Basically, the way it works is HR has to send the office that requests a job opening the names of the three most “qualified” candidates after factoring in veterans preference. The requesting office then has the ability to choose any of these three to interview or hire. (The process may vary depending on the type of “cert” used to request the opening).


Is not true in my Department. After the position closes, as a hiring manager I request that HR send me my cert (and usually there are more than one - I get a separate cert for each grade, if it is a ladder or career-graded position and a separate cert for Merit [internal] and Demo [external]. So if I flew a 12/13 and did Demo and Merit, I'd get four certs. Not every applicant would be on my cert. HR roughly weeds out those that don't qualify at their most basic - Merit candidates who don't have the time in grade at and 11 to qualify for a 12, people who did not meet the standard on the qualification questions, etc. But my certs usually run about a dozen people each. I had a cert last fall for an entry level role in a desirable city and with all the certs ended up with 200+ people. Making the cert is certainly a hurdle to pass, but it isn't an extraordinarily big hurdle.

In my experience, government HR people don’t have a good grasp on what is equivalent to a GS position in the private sector

Totally true. Each of your applications should be carefully tailored to make it clear how your previous role perfect prepares you for the role you're after. You should be spending a LOT of time on each of them.
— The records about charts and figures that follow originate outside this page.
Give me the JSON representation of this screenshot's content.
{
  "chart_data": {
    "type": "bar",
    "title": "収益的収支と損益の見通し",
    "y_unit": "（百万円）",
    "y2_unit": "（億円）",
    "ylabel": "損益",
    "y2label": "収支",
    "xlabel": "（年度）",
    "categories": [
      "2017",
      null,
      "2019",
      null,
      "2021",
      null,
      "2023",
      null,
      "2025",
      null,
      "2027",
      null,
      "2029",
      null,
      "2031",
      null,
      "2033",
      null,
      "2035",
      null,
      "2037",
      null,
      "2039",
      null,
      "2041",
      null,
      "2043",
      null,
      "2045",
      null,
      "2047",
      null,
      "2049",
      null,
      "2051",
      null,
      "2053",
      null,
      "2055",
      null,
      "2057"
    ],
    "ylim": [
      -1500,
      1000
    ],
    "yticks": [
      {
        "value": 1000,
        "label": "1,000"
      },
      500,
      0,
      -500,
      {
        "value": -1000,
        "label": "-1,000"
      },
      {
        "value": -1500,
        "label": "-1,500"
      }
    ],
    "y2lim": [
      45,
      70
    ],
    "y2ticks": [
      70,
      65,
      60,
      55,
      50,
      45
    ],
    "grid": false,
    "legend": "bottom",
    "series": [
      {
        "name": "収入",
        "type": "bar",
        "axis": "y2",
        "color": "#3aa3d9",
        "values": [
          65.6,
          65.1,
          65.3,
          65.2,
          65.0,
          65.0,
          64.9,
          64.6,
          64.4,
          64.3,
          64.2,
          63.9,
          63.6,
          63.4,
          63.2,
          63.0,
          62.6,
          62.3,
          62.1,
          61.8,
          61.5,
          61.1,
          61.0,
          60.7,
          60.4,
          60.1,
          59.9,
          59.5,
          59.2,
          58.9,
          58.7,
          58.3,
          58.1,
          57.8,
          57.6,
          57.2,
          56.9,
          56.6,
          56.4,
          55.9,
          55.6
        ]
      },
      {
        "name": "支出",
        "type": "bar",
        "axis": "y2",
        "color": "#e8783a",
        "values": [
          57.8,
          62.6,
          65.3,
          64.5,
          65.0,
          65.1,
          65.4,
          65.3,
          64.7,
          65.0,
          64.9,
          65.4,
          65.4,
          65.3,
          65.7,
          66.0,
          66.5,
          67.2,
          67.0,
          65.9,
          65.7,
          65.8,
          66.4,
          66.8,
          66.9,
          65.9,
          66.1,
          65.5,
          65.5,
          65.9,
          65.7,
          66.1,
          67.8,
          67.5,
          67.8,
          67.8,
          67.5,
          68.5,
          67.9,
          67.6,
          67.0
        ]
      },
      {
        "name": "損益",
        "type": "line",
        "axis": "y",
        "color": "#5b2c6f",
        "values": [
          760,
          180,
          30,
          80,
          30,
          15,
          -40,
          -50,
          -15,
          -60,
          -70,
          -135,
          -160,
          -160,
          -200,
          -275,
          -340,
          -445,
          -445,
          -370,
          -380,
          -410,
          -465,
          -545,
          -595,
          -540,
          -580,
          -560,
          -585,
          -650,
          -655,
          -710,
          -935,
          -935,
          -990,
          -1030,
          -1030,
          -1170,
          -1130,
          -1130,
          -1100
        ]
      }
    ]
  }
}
. . . The other thing that adds to the level of difficulty is veterans preference . . .

QFT. See my previous suggestions about patience and creativity.
posted by arnicae at 5:37 AM on June 7


You can specify what you want on the cert. You can get all the candidates, or you can ask for the top three. It's much more elastic than it was in the old days, when you got one cert and you got the top three candidates, and you had to hire from those top three. Now you can hire from below the top three, but you have to have a compelling reason. I've done a few panels in the last couple of years, and what was posted above about veterans' preference is true. The top spots on the cert are often taken up by folks who don't necessarily have the specialty qualifications, but do have veterans' preference - and not just 5 or 10 point preference, but 20 or 30 points. And that trend will only grow as the military force shrinks.

The HR process has gotten more streamlined (believe it or not) since I started my federal service (a long time ago, in a galaxy far, far away). The old rules were designed to prevent cronyism, and were very effective at that. The relaxation of the hiring process means some shenanigans have crept back in, but it's a decent trade off if you can fill a position in three months instead of two years.